Lev Timofeev (Russian: Лев Миха́йлович Тимофе́ев, born 1936) is a Russian economist, political commentator and novelist. The son of a high-ranking government official, Timofeev graduated from the Moscow State Institute of International Relations.
In the late 1960s and 70s, Timofeev worked as a journalist for Moscow magazines such as Novy Mir and Kommunist. Timofeev's 1985 book The Technology of the Black Market or the Peasant Art of Starving was published in the West by Telos Press. The book presented a harsh condemnation of the Communist economic system.
Timofeev was arrested and sentenced to 11 years of hard labour and internal exile on the grounds of "anti-Soviet propaganda". He was freed in 1987 by a special decree signed by Mikhail Gorbachev. In the late 1980s, Timofeev published Referendum magazine and served as chairman of the Moscow Helsinki Committee for Human Rights, a human rights watchdog. Timofeev became one of the most vocal proponents of economic liberalization in Russia.
In 1993 Timofeev ran for parliament on the Democratic Russia ticket. He was appointed professor at the Russian State Humanitarian University, Timofeev was for many years director of the Center for Research on Extralegal Economic Systems and advised the government of Boris Yeltsin. In the mid-1990s he joined the Transnational Radical Party and became a member of its General Council. Timofeev is one of the leading theorists of drug decriminalization.
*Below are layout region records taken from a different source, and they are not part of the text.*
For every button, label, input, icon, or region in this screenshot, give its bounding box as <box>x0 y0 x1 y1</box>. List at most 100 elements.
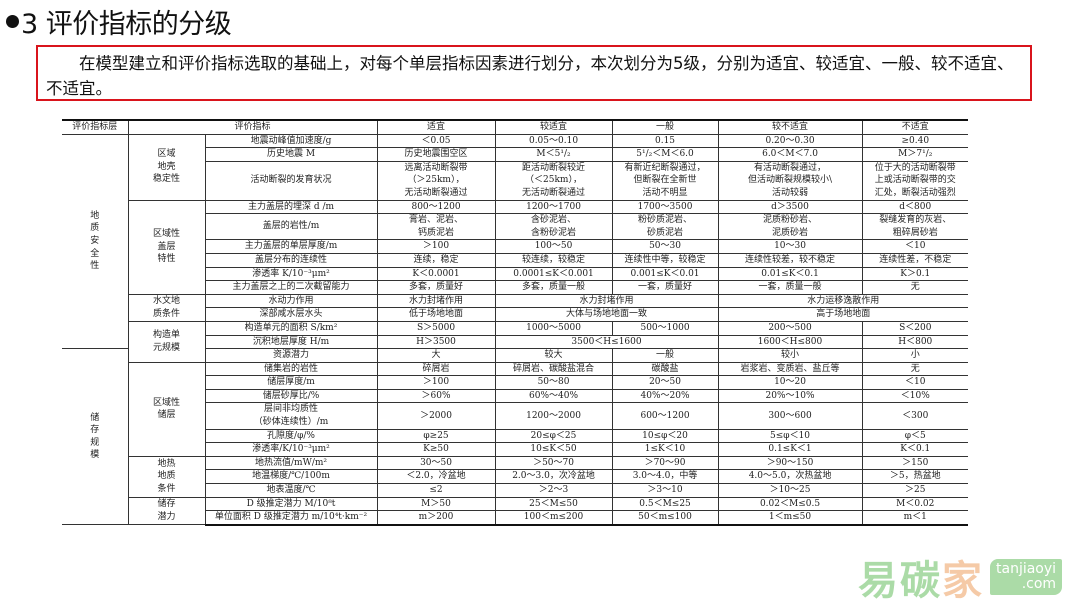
table-cell: 较连续，较稳定 <box>494 252 613 268</box>
table-row: 水文地 质条件 水动力作用 水力封堵作用 水力封堵作用 水力运移逸散作用 <box>62 293 969 322</box>
table-cell: 地热流值/mW/m² <box>204 455 378 471</box>
table-cell: 10～20 <box>717 375 863 390</box>
table-row: 储 存 规 模 资源潜力大较大 一般 较小小 <box>62 348 969 526</box>
table-cell: 地温梯度/℃/100m <box>204 469 378 485</box>
table-cell: ＜300 <box>861 402 969 430</box>
table-cell: ＜0.05 <box>376 133 496 149</box>
table-cell: m＞200 <box>376 510 496 526</box>
table-cell: 1700～3500 <box>611 199 719 215</box>
table-cell: 10～30 <box>717 239 863 254</box>
table-row: 区域性 储层 储集岩的岩性 碎屑岩 碎屑岩、碳酸盐混合 碳酸盐 岩浆岩、变质岩、盐丘等无 <box>62 361 969 457</box>
table-cell: ＜2.0，冷盆地 <box>376 469 496 485</box>
table-cell: 50～30 <box>611 239 719 254</box>
table-cell: 4.0～5.0，次热盆地 <box>717 469 863 485</box>
table-cell: ＞5，热盆地 <box>861 469 969 485</box>
table-cell: 地表温度/℃ <box>204 483 378 498</box>
table-cell: 25＜M≤50 <box>494 496 613 512</box>
table-cell: 5¹/₂＜M＜6.0 <box>611 147 719 162</box>
column-header: 较适宜 <box>494 118 613 135</box>
table-cell: S＞5000 <box>376 320 496 336</box>
table-cell: 深部咸水层水头 <box>204 307 378 322</box>
category-cell: 区域性 盖层 特性 <box>127 199 206 295</box>
table-row: 层间非均质性 （砂体连续性）/m ＞2000 1200～2000 600～1200 30… <box>62 402 969 430</box>
table-cell: ＞2～3 <box>494 483 613 498</box>
table-cell: 1600＜H≤800 <box>717 334 863 350</box>
table-cell: d＜800 <box>861 199 969 215</box>
table-cell: 储集岩的岩性 <box>204 361 378 377</box>
table-cell: 50＜m≤100 <box>611 510 719 526</box>
table-header-row: 评价指标层 评价指标 适宜 较适宜 一般 较不适宜 不适宜 <box>62 118 969 135</box>
table-cell: 20～50 <box>611 375 719 390</box>
table-row: 地温梯度/℃/100m ＜2.0，冷盆地 2.0～3.0，次冷盆地 3.0～4.0，中… <box>62 469 969 485</box>
table-cell: 层间非均质性 （砂体连续性）/m <box>204 402 378 430</box>
table-cell: 主力盖层的单层厚度/m <box>204 239 378 254</box>
table-row: 渗透率 K/10⁻³μm² K＜0.0001 0.0001≤K＜0.001 0.001… <box>62 266 969 282</box>
watermark-logo: 易碳家 tanjiaoyi .com <box>858 548 1063 606</box>
table-cell: 1≤K＜10 <box>611 442 719 457</box>
table-cell: ＞100 <box>376 375 496 390</box>
watermark-cn: 易碳家 <box>858 558 984 604</box>
table-cell: 较大 <box>494 348 613 363</box>
table-cell: 多套，质量好 <box>376 280 496 295</box>
column-header: 评价指标层 <box>62 118 129 135</box>
table-cell: ＞2000 <box>376 402 496 430</box>
table-cell: 一套，质量一般 <box>717 280 863 295</box>
table-row: 深部咸水层水头 低于场地地面 大体与场地地面一致 高于场地地面 <box>62 307 969 322</box>
table-cell: 20%～10% <box>717 388 863 404</box>
table-cell: 资源潜力 <box>204 348 378 363</box>
table-cell: 膏岩、泥岩、 钙质泥岩 <box>376 213 496 241</box>
table-cell: 水动力作用 <box>204 293 378 309</box>
table-cell: 1200～2000 <box>494 402 613 430</box>
table-cell: 高于场地地面 <box>717 307 969 322</box>
table-row: 活动断裂的发育状况 远离活动断裂带 （＞25km）， 无活动断裂通过 距活动断裂较近… <box>62 160 969 201</box>
table-cell: 无 <box>861 280 969 295</box>
table-cell: 连续性中等，较稳定 <box>611 252 719 268</box>
grading-table: 评价指标层 评价指标 适宜 较适宜 一般 较不适宜 不适宜地 质 安 全 性区域 地壳 稳定… <box>62 118 969 526</box>
table-cell: 3500＜H≤1600 <box>494 334 719 350</box>
watermark-domain: tanjiaoyi .com <box>990 559 1063 595</box>
table-cell: ≤2 <box>376 483 496 498</box>
table-cell: ＞50～70 <box>494 455 613 471</box>
table-cell: 0.0001≤K＜0.001 <box>494 266 613 282</box>
table-cell: φ≥25 <box>376 428 496 444</box>
table-cell: 活动断裂的发育状况 <box>204 160 378 201</box>
category-cell: 构造单 元规模 <box>127 320 206 363</box>
table-cell: 碳酸盐 <box>611 361 719 377</box>
table-cell: 5≤φ＜10 <box>717 428 863 444</box>
table-row: 单位面积 D 级推定潜力 m/10⁴t·km⁻² m＞200 100＜m≤200 50… <box>62 510 969 526</box>
table-cell: M＜5¹/₂ <box>494 147 613 162</box>
layer-cell: 地 质 安 全 性 <box>62 133 129 350</box>
table-cell: 较小 <box>717 348 863 363</box>
table-cell: m＜1 <box>861 510 969 526</box>
table-cell: ＞150 <box>861 455 969 471</box>
table-cell: 0.20～0.30 <box>717 133 863 149</box>
table-cell: 孔隙度/φ/% <box>204 428 378 444</box>
table-cell: 100～50 <box>494 239 613 254</box>
table-cell: M＞7¹/₂ <box>861 147 969 162</box>
table-cell: ＞60% <box>376 388 496 404</box>
column-header: 评价指标 <box>127 118 378 135</box>
category-cell: 储存 潜力 <box>127 496 206 526</box>
table-cell: ＞25 <box>861 483 969 498</box>
intro-callout: 在模型建立和评价指标选取的基础上，对每个单层指标因素进行划分，本次划分为5级，分… <box>36 45 1032 101</box>
slide-title-text: 3 评价指标的分级 <box>21 9 232 40</box>
table-cell: 10≤φ＜20 <box>611 428 719 444</box>
table-cell: 碎屑岩、碳酸盐混合 <box>494 361 613 377</box>
table-row: 构造单 元规模 构造单元的面积 S/km² S＞5000 1000～5000 500～1… <box>62 320 969 363</box>
table-row: 地热 地质 条件 地热流值/mW/m² 30～50 ＞50～70 ＞70～90 ＞90～1… <box>62 455 969 498</box>
table-row: 储存 潜力 D 级推定潜力 M/10⁸t M＞50 25＜M≤50 0.5＜M≤25 0.… <box>62 496 969 526</box>
table-cell: 远离活动断裂带 （＞25km）， 无活动断裂通过 <box>376 160 496 201</box>
table-cell: 有新近纪断裂通过， 但断裂在全新世 活动不明显 <box>611 160 719 201</box>
table-row: 主力盖层的单层厚度/m ＞100 100～50 50～30 10～30 ＜10 <box>62 239 969 254</box>
table-cell: M＜0.02 <box>861 496 969 512</box>
table-cell: 含砂泥岩、 含粉砂泥岩 <box>494 213 613 241</box>
table-cell: 位于大的活动断裂带 上或活动断裂带的交 汇处，断裂活动强烈 <box>861 160 969 201</box>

In early 2000 Timofeev retired from politics and teaching and embarked on a career of a novelist: since 2004 he published three novels and a collection of short stories. His 2006 novel Negative was nominated for the Booker Prize. Between 2011 and 2015 Timofeev regularly published his short stories in the Russian Riviera magazine.
Lev Timofeev has three children: Sofiya, Yekaterina and Anton.